Ich hatte damals noch keine Stereoanlage, sondern eben ein Radio im Zimmer und einen tragbaren Kasettenrekorder. So!
Ja und irgendwie kommen die Einschläge tatsächlich näher.
@Saturin: Oh, das ist aber ein toller Tipp mit dieser Krimiserie! Nicht, dass ich auch gerne im Koma liegen würde, aber einen Ausflug in das London 1981 würde mir auch gefallen. Vielleicht um das Idealisieren endlich mal anständig auf den Boden der Tatsachen zu holen oder aber auch auf der Kings Road nach Herzenslust zu stöbern. Das täuscht natürlich nur über die Traurigkeit der Nachricht hinweg, denn „so jung“ abzutreten ist nun wirklich nicht schön.

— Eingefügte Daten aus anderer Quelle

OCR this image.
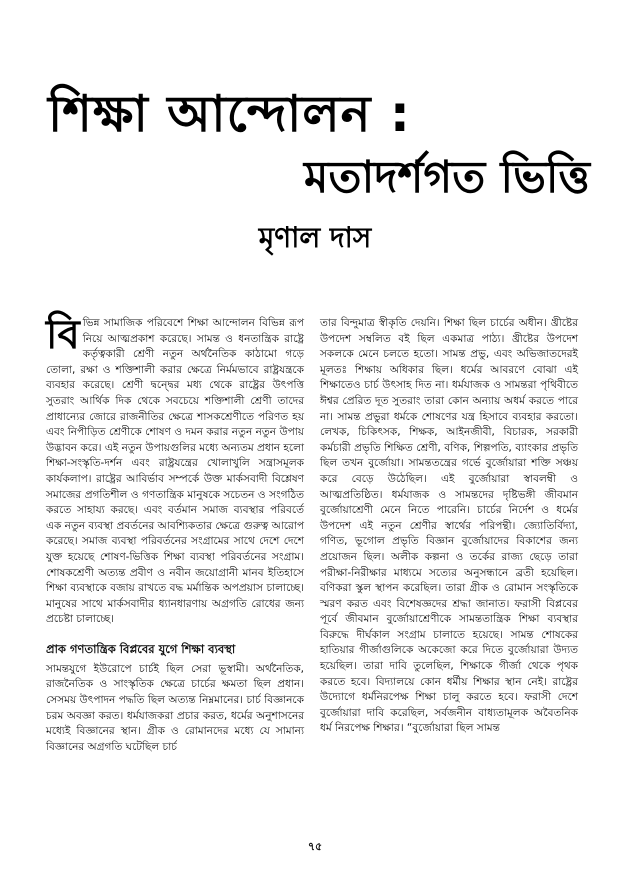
শিক্ষা আন্দোলন :
মতাদর্শগত ভিত্তি
মৃণাল দাস

বিভিন্ন সামাজিক পরিবেশে শিক্ষা আন্দোলন বিভিন্ন রূপ নিয়ে আত্মপ্রকাশ করেছে। সামন্ত ও ধনতান্ত্রিক রাষ্ট্রে কর্তৃত্বকারী শ্রেণী নতুন অর্থনৈতিক কাঠামো গড়ে তোলা, রক্ষা ও শক্তিশালী করার ক্ষেত্রে নির্মমভাবে রাষ্ট্রযন্ত্রকে ব্যবহার করেছে। শ্রেণী দ্বন্দ্বের মধ্য থেকে রাষ্ট্রের উৎপত্তি সুতরাং আর্থিক দিক থেকে সবচেয়ে শক্তিশালী শ্রেণী তাদের প্রাধান্যের জোরে রাজনীতির ক্ষেত্রে শাসকশ্রেণীতে পরিণত হয় এবং নিপীড়িত শ্রেণীকে শোষণ ও দমন করার নতুন নতুন উপায় উদ্ভাবন করে। এই নতুন উপায়গুলির মধ্যে অন্যতম প্রধান হলো শিক্ষা-সংস্কৃতি-দর্শন এবং রাষ্ট্রযন্ত্রের খোলাখুলি সন্ত্রাসমূলক কার্যকলাপ। রাষ্ট্রের আবির্ভাব সম্পর্কে উক্ত মার্কসবাদী বিশ্লেষণ সমাজের প্রগতিশীল ও গণতান্ত্রিক মানুষকে সচেতন ও সংগঠিত করতে সাহায্য করছে। এবং বর্তমান সমাজ ব্যবস্থার পরিবর্তে এক নতুন ব্যবস্থা প্রবর্তনের আবশ্যিকতার ক্ষেত্রে গুরুত্ব আরোপ করেছে। সমাজ ব্যবস্থা পরিবর্তনের সংগ্রামের সাথে দেশে দেশে যুক্ত হয়েছে শোষণ-ভিত্তিক শিক্ষা ব্যবস্থা পরিবর্তনের সংগ্রাম। শোষকশ্রেণী অত্যন্ত প্রবীণ ও নবীন জয়োগ্রানী মানব ইতিহাসে শিক্ষা ব্যবস্থাকে বজায় রাখতে বদ্ধ মর্মান্তিক অপপ্রয়াস চালাচ্ছে। মানুষের সাথে মার্কসবাদীর ধ্যানধারণায় অগ্রগতি রোধের জন্য প্রচেষ্টা চালাচ্ছে।

প্রাক গণতান্ত্রিক বিপ্লবের যুগে শিক্ষা ব্যবস্থা

সামন্তযুগে ইউরোপে চার্চই ছিল সেরা ভূস্বামী। অর্থনৈতিক, রাজনৈতিক ও সাংস্কৃতিক ক্ষেত্রে চার্চের ক্ষমতা ছিল প্রধান। সেসময় উৎপাদন পদ্ধতি ছিল অত্যন্ত নিম্নমানের। চার্চ বিজ্ঞানকে চরম অবজ্ঞা করত। ধর্মযাজকরা প্রচার করত, ধর্মের অনুশাসনের মধ্যেই বিজ্ঞানের স্থান। গ্রীক ও রোমানদের মধ্যে যে সামান্য বিজ্ঞানের অগ্রগতি ঘটেছিল চার্চ

তার বিন্দুমাত্র স্বীকৃতি দেয়নি। শিক্ষা ছিল চার্চের অধীন। খ্রীষ্টের উপদেশ সম্বলিত বই ছিল একমাত্র পাঠ্য। খ্রীষ্টের উপদেশ সকলকে মেনে চলতে হতো। সামন্ত প্রভু, এবং অভিজাতদেরই মূলতঃ শিক্ষায় অধিকার ছিল। ধর্মের আবরণে বোঝা এই শিক্ষাতেও চার্চ উৎসাহ দিত না। ধর্মযাজক ও সামন্তরা পৃথিবীতে ঈশ্বর প্রেরিত দূত সুতরাং তারা কোন অন্যায় অধর্ম করতে পারে না। সামন্ত প্রভুরা ধর্মকে শোষণের যন্ত্র হিসাবে ব্যবহার করতো। লেখক, চিকিৎসক, শিক্ষক, আইনজীবী, বিচারক, সরকারী কর্মচারী প্রভৃতি শিক্ষিত শ্রেণী, বণিক, শিল্পপতি, ব্যাংকার প্রভৃতি ছিল তখন বুর্জোয়া। সামন্ততন্ত্রের গর্ভে বুর্জোয়ারা শক্তি সঞ্চয় করে বেড়ে উঠেছিল। এই বুর্জোয়ারা স্বাবলম্বী ও আত্মপ্রতিষ্ঠিত। ধর্মযাজক ও সামন্তদের দৃষ্টিভঙ্গী জীবমান বুর্জোয়াশ্রেণী মেনে নিতে পারেনি। চার্চের নির্দেশ ও ধর্মের উপদেশ এই নতুন শ্রেণীর স্বার্থের পরিপন্থী। জ্যোতির্বিদ্যা, গণিত, ভূগোল প্রভৃতি বিজ্ঞান বুর্জোয়াদের বিকাশের জন্য প্রয়োজন ছিল। অলীক কল্পনা ও তর্কের রাজ্য ছেড়ে তারা পরীক্ষা-নিরীক্ষার মাধ্যমে সত্যের অনুসন্ধানে ব্রতী হয়েছিল। বণিকরা স্কুল স্থাপন করেছিল। তারা গ্রীক ও রোমান সংস্কৃতিকে স্মরণ করত এবং বিশেষজ্ঞদের শ্রদ্ধা জানাত। ফরাসী বিপ্লবের পূর্বে জীবমান বুর্জোয়াশ্রেণীকে সামন্ততান্ত্রিক শিক্ষা ব্যবস্থার বিরুদ্ধে দীর্ঘকাল সংগ্রাম চালাতে হয়েছে। সামন্ত শোষকের হাতিয়ার গীর্জাগুলিকে অকেজো করে দিতে বুর্জোয়ারা উদ্যত হয়েছিল। তারা দাবি তুলেছিল, শিক্ষাকে গীর্জা থেকে পৃথক করতে হবে। বিদ্যালয়ে কোন ধর্মীয় শিক্ষার স্থান নেই। রাষ্ট্রের উদ্যোগে ধর্মনিরপেক্ষ শিক্ষা চালু করতে হবে। ফরাসী দেশে বুর্জোয়ারা দাবি করেছিল, সর্বজনীন বাধ্যতামূলক অবৈতনিক ধর্ম নিরপেক্ষ শিক্ষার। “বুর্জোয়ারা ছিল সামন্ত

৭৫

Mich hätte doch dann tatsächlich interessiert, wie das damals so war, im Blitz-Club. Steve Strange war einer der Menschen, mit denen ich gerne einmal zu Abend gegessen hätte. Ob die „Einschläge“ tatsächlich näher rücken? Mir ist neulich aufgefallen, dass ich – um mein Alter auf irgendwelchen Internetformularen anzugeben – immer tiefer scrollen muss um mein Geburtsjahr zu finden. Ich schätze, das ist der selbe Effekt wie „Einschläge“.

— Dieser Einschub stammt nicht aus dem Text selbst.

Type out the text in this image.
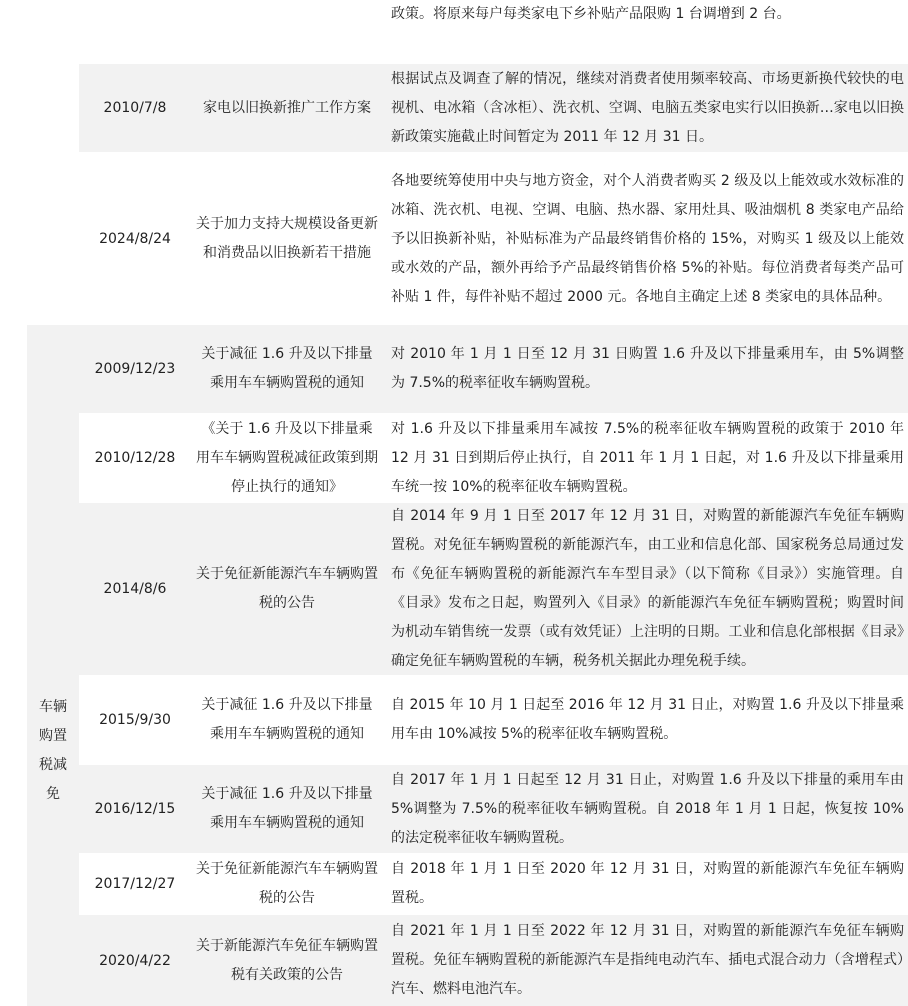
政策。将原来每户每类家电下乡补贴产品限购 1 台调增到 2 台。
车辆购置税减免
2010/7/8	家电以旧换新推广工作方案
根据试点及调查了解的情况，继续对消费者使用频率较高、市场更新换代较快的电视机、电冰箱（含冰柜）、洗衣机、空调、电脑五类家电实行以旧换新…家电以旧换新政策实施截止时间暂定为 2011 年 12 月 31 日。
2024/8/24
关于加力支持大规模设备更新和消费品以旧换新若干措施
各地要统筹使用中央与地方资金，对个人消费者购买 2 级及以上能效或水效标准的冰箱、洗衣机、电视、空调、电脑、热水器、家用灶具、吸油烟机 8 类家电产品给予以旧换新补贴，补贴标准为产品最终销售价格的 15%，对购买 1 级及以上能效或水效的产品，额外再给予产品最终销售价格 5%的补贴。每位消费者每类产品可补贴 1 件，每件补贴不超过 2000 元。各地自主确定上述 8 类家电的具体品种。
2009/12/23
关于减征 1.6 升及以下排量乘用车车辆购置税的通知
对 2010 年 1 月 1 日至 12 月 31 日购置 1.6 升及以下排量乘用车，由 5%调整为 7.5%的税率征收车辆购置税。
2010/12/28
《关于 1.6 升及以下排量乘用车车辆购置税减征政策到期停止执行的通知》
对 1.6 升及以下排量乘用车减按 7.5%的税率征收车辆购置税的政策于 2010 年 12 月 31 日到期后停止执行，自 2011 年 1 月 1 日起，对 1.6 升及以下排量乘用车统一按 10%的税率征收车辆购置税。
2014/8/6
关于免征新能源汽车车辆购置税的公告
自 2014 年 9 月 1 日至 2017 年 12 月 31 日，对购置的新能源汽车免征车辆购置税。对免征车辆购置税的新能源汽车，由工业和信息化部、国家税务总局通过发布《免征车辆购置税的新能源汽车车型目录》（以下简称《目录》）实施管理。自《目录》发布之日起，购置列入《目录》的新能源汽车免征车辆购置税；购置时间为机动车销售统一发票（或有效凭证）上注明的日期。工业和信息化部根据《目录》确定免征车辆购置税的车辆，税务机关据此办理免税手续。
2015/9/30
关于减征 1.6 升及以下排量乘用车车辆购置税的通知
自 2015 年 10 月 1 日起至 2016 年 12 月 31 日止，对购置 1.6 升及以下排量乘用车由 10%减按 5%的税率征收车辆购置税。
2016/12/15
关于减征 1.6 升及以下排量乘用车车辆购置税的通知
自 2017 年 1 月 1 日起至 12 月 31 日止，对购置 1.6 升及以下排量的乘用车由 5%调整为 7.5%的税率征收车辆购置税。自 2018 年 1 月 1 日起，恢复按 10%的法定税率征收车辆购置税。
2017/12/27
关于免征新能源汽车车辆购置税的公告
自 2018 年 1 月 1 日至 2020 年 12 月 31 日，对购置的新能源汽车免征车辆购置税。
2020/4/22
关于新能源汽车免征车辆购置税有关政策的公告
自 2021 年 1 月 1 日至 2022 年 12 月 31 日，对购置的新能源汽车免征车辆购置税。免征车辆购置税的新能源汽车是指纯电动汽车、插电式混合动力（含增程式）汽车、燃料电池汽车。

@Luni: Ich muss schmunzeln. Ich erinnere mich, auch wenn ich schätzungsweise ein paar Jahre jünger bin, auch an meine Aufnahmeversuche bei Depeche Mode. Um 13:15 war die Schule vorbei, um 13:00 begann aber schon die Hitparade auf WDR1 – deshalb bin ich oftmals nach Hause gerannt und habe den Kassettenrekorder mit einem 5-poligen DIN-Kabel (kennt das noch einer) mit dem Rekorder verbunden. Dann Aufnahme und Play gleichzeitig und die Pause-Taste gedrückt. Dann hieß es warten und hoffen, dass niemand reinquatscht. Die Kassetten mit den mitgeschnittenen Aufnahmen wurden dann solange im Walkman gedudelt, bis es Bandsalat gab. Hach!
Ich bin mir nicht sicher, aber sind wir schon in dem Alter in dem man sich die Frage stellt, was man bisher erreicht hat? (Nicht beruflich) Was hätte Steve Strange auf diese Frage geantwortet? Ich habe eine Jugendkultur begründet? Die „Einschläge“ lassen bei mir eine faden Nachgeschmack. Warum habe ich nicht mit 20 einen Nachtclub eröffnet? Vielleicht kann ich mich ja glücklich schätzen, weil ich so auch nie in Berührung mit der „dunklen Seite“ der Nacht gekommen bin – schließlich war Strange lange Drogensüchtig.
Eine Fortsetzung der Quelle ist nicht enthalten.